In today's crowded market, the key PE differentiator is no longer financial engineering but the ability to identify and cultivate relationships with target companies months or years before a sale process. This provides the necessary time for deep diligence and strategic planning.
During due diligence on a venture firm, asking portfolio founders why they chose that investor is critical. If the answer is simply "they had money," it implies the VC offers no strategic value—like recruiting help or corporate relationships—and is not a top-tier partner.
At the height of the dot-com bubble, top venture capitalists were incredibly stressed and unhappy. The fear of missing out on the next big deal if they took even an afternoon off created immense pressure that overshadowed their unprecedented financial success.

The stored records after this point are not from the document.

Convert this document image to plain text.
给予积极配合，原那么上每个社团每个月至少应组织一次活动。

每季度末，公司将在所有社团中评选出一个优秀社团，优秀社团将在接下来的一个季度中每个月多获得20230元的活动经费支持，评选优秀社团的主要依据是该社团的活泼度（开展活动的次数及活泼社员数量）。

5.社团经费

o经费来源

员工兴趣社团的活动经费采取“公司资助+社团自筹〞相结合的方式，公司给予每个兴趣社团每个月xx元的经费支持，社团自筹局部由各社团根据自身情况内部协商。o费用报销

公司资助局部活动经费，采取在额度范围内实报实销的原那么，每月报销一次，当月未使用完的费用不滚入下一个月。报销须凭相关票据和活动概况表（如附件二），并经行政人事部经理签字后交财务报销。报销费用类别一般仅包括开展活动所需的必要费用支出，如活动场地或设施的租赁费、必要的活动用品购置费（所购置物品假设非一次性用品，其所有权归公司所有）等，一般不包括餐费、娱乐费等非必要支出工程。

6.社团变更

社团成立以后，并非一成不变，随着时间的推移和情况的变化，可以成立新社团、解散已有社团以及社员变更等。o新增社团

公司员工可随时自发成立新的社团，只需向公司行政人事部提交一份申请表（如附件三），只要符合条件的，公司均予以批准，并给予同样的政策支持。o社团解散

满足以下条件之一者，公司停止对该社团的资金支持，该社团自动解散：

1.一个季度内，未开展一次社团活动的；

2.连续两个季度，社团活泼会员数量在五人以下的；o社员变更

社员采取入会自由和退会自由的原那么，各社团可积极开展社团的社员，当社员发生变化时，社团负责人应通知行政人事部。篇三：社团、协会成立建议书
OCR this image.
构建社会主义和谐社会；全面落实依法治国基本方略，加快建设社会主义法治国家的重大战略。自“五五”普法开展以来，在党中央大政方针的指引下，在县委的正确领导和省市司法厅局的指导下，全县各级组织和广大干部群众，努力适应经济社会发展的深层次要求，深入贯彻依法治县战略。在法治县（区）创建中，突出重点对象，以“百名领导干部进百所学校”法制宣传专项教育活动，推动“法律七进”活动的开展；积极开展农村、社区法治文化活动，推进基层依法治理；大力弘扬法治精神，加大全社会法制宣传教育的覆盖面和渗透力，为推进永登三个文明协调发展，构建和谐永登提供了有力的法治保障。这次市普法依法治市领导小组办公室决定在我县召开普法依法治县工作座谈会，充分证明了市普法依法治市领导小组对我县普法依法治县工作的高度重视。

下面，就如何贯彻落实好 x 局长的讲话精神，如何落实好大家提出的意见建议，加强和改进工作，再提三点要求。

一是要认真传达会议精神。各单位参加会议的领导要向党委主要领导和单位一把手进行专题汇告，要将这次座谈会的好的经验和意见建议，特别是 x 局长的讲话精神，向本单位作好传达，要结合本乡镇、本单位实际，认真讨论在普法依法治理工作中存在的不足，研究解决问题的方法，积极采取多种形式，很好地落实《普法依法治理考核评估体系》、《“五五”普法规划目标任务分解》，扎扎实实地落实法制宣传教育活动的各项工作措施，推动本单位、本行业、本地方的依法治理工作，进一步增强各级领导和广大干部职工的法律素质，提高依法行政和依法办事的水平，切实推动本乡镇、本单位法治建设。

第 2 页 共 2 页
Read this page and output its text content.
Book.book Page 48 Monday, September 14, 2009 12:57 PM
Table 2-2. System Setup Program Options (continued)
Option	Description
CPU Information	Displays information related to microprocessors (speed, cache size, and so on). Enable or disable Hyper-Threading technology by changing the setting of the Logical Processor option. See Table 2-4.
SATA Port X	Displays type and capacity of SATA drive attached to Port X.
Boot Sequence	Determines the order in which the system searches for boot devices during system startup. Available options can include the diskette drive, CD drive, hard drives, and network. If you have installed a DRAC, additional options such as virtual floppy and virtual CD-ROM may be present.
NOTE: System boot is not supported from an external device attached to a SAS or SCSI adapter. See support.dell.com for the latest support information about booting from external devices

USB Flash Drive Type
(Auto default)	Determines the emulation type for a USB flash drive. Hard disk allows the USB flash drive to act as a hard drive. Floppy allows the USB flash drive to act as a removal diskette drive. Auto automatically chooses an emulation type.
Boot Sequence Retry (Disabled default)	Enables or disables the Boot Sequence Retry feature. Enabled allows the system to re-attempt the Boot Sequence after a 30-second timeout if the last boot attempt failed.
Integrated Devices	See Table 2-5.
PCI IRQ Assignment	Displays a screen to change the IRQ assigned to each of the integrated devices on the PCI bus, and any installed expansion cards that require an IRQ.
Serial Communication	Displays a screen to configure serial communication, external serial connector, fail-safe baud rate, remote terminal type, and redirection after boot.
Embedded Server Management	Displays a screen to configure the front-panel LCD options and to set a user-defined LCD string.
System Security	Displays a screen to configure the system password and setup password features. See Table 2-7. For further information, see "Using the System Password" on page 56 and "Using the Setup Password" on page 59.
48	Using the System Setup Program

Private equity managers often get psychologically anchored to their purchase price. Instead of cutting losses on a poorly performing asset to redeploy time and capital, they hold on in the vain hope of getting their money back, turning a bad deal into a time-consuming, mediocre one.
Unlike venture capital, which relies on a few famous home runs, private equity success is built on a different model. It involves consistently executing "blocking and tackling" to achieve 3-4x returns on obscure industrial or service businesses that the public has never heard of.
As PE firms shift from generalist to specialized vertical teams, the next generation of leaders lacks cross-sector experience. This creates a risk of poor decision-making and weak trust within the future investment committee, which must opine on deals outside their expertise.
It's easy for a General Partner (GP) to be a good partner when markets are strong and profitable. A GP's true character, integrity, and alignment with Limited Partners (LPs) are only tested when a downturn forces difficult conversations about shrinking profits and unmet expectations.
When market competition compresses returns, PE firms that rigidly stick to historical IRR targets (e.g., 40%) are forced to underwrite increasingly risky deals. This strategy often backfires, as ignoring the elevated risk of failure leads to more blow-ups and poor fund performance.
Limited Partners are often misled by emerging managers with a short track record of a few successful deals. With a small sample size (e.g., 5-6 deals), it's impossible to distinguish between skill and pure luck—the equivalent of flipping heads five times in a row.
When a General Partner offers a GP-led secondary, they shift the crucial decision of when to sell an asset from themselves—the expert—to the Limited Partner. This undermines a core tenet of the LP-GP relationship, as LPs lack the deep asset-level knowledge to make an informed sell-or-hold decision.
When David Swenson published the "Yale Model," many institutions tried to copy it without possessing Yale's resources, network, or manager selection expertise. This led many to chase private equity and hedge funds ill-equipped, resulting in them backing lower-quartile managers and achieving poor results.